Siamo negli anni Settanta, in un piccolo borgo dell’Italia Centrale, dove vive Pietro, un bambino cresciuto da padre duro e problematico, a causa di dissesti finanziari. Il piccolo Pietro manifesta doti misteriose: piega i metalli al solo tocco, per questo, uno scienziato americano comincia studiare il suo caso. Gli esperimenti porteranno Pietro a contatto con il mondo dell’invisibile, dove le leggi della fisica lasciano il passo a pulsioni profonde.
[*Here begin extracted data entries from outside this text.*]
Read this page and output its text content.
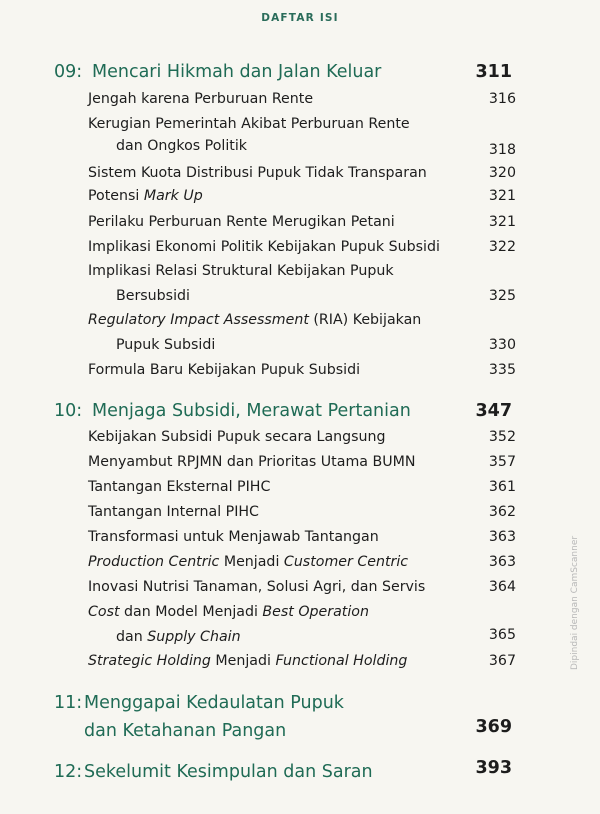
DAFTAR ISI
09: Mencari Hikmah dan Jalan Keluar	311
Jengah karena Perburuan Rente	316
Kerugian Pemerintah Akibat Perburuan Rente
dan Ongkos Politik	318
Sistem Kuota Distribusi Pupuk Tidak Transparan	320
Potensi Mark Up	321
Perilaku Perburuan Rente Merugikan Petani	321
Implikasi Ekonomi Politik Kebijakan Pupuk Subsidi	322
Implikasi Relasi Struktural Kebijakan Pupuk
Bersubsidi	325
Regulatory Impact Assessment (RIA) Kebijakan
Pupuk Subsidi	330
Formula Baru Kebijakan Pupuk Subsidi	335
10: Menjaga Subsidi, Merawat Pertanian	347
Kebijakan Subsidi Pupuk secara Langsung	352
Menyambut RPJMN dan Prioritas Utama BUMN	357
Tantangan Eksternal PIHC	361
Tantangan Internal PIHC	362
Transformasi untuk Menjawab Tantangan	363
Production Centric Menjadi Customer Centric	363
Inovasi Nutrisi Tanaman, Solusi Agri, dan Servis	364
Cost dan Model Menjadi Best Operation
dan Supply Chain	365
Strategic Holding Menjadi Functional Holding	367
11: Menggapai Kedaulatan Pupuk
dan Ketahanan Pangan	369
12: Sekelumit Kesimpulan dan Saran	393
Dipindai dengan CamScanner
Liberamente ispirato a una vicenda poco nota, il film Le proprietà dei metalli va ad indagare sul fenomeno dei cosiddetti minigeller, quei bambini che alla fine degli anni Settanta, dopo aver assistito all’esibizione televisiva dell’illusionista Uri Geller, apparentemente in grado di piegare chiavi e cucchiai con la forza mentale, hanno cominciato a manifestare fenomeni simili. Casi di minigeller si sono verificati un po’ in tutta Europa. Due professori universitari italiani dal 1975 al 1980 hanno condotto studi scientifici su alcuni di questi bambini, raccogliendo i risultati delle loro esperienze in un corposo dattiloscritto, mai pubblicato.
I bambini studiati dai due professori avevano aspetti in comune: vivevano in campagna e
provenivano da famiglie umili e in molti casi problematiche. Gli esperimenti condotti dagli
scienziati consistevano in incontri domestici in cui ai bambini veniva richiesto di piegare oggetti metallici in situazioni sempre più controllate. I bambini più “dotati” venivano poi studiati all’interno di laboratori universitari. Nessuno di questi esperimenti è arrivato al dunque, e cioè alla dimostrazione scientifica dell’esistenza di un fenomeno paranormale.
“In un momento di rapida trasformazione come quello che stiamo attraversando” – afferma il regista in una nota stampa – “penso che si avverta il bisogno di storie autentiche che sappiano andare alle radici di quello che siamo. La storia di Pietro è una storia minima, fatta di pochi personaggi, che si svolge prevalentemente in interni. È una storia scandita da oggetti banali come chiavi, coltelli, cucchiai. Credo che in questa semplicità risieda parte della sua universalità. Gli anni Settanta sono stati il momento in cui l’Italia ha definitivamente rinunciato alla sua millenaria identità contadina per sposare la via del neocapitalismo. La vicenda di Pietro racconta gli ultimi bagliori di un paganesimo rurale, già contaminato dalla civiltà dei consumi. Oggi nella nostra società non c’è più spazio per il mistero, ma questa rimozione ha prodotto, credo, un bisogno latente. Proprio per questo penso che oggi più che mai ci sia bisogno di film che sappiano parlare in modo sincero, senza spettacolarizzazione e senza passare dalle forme del cinema di genere, della
vita e dei suoi misteri. Anche da un punto di vista estetico penso che ci sia un crescente bisogno di pulizia. La fruizione sempre più frammentaria di immagini sempre più grafiche e irreali ha prodotto un bisogno ancora non pienamente inteso di film lineari e visivamente limpidi, che facciano ritrovare allo spettatore una forma di purezza”.
Antonio Bigini, classe 1980, è sceneggiatore, curatore e regista. Ha diretto con Mariann Lewinsky il documentario Ella Maillart – Double Journey (Visions du réel, 2015). È autore del film Anita di Luca Magi (Doclisboa, 2012). Per la Cineteca di Bologna ha curato svariate mostre sulla storia del cinema (Sergio Leone, Marcello Mastroianni, Pier Paolo Pasolini, ecc.) allestite presso musei come la Cinémathèque Française, l’Ara Pacis, il Museo di Roma, il MAMbo. Le proprietà dei metalli è il suo primo lungometraggio.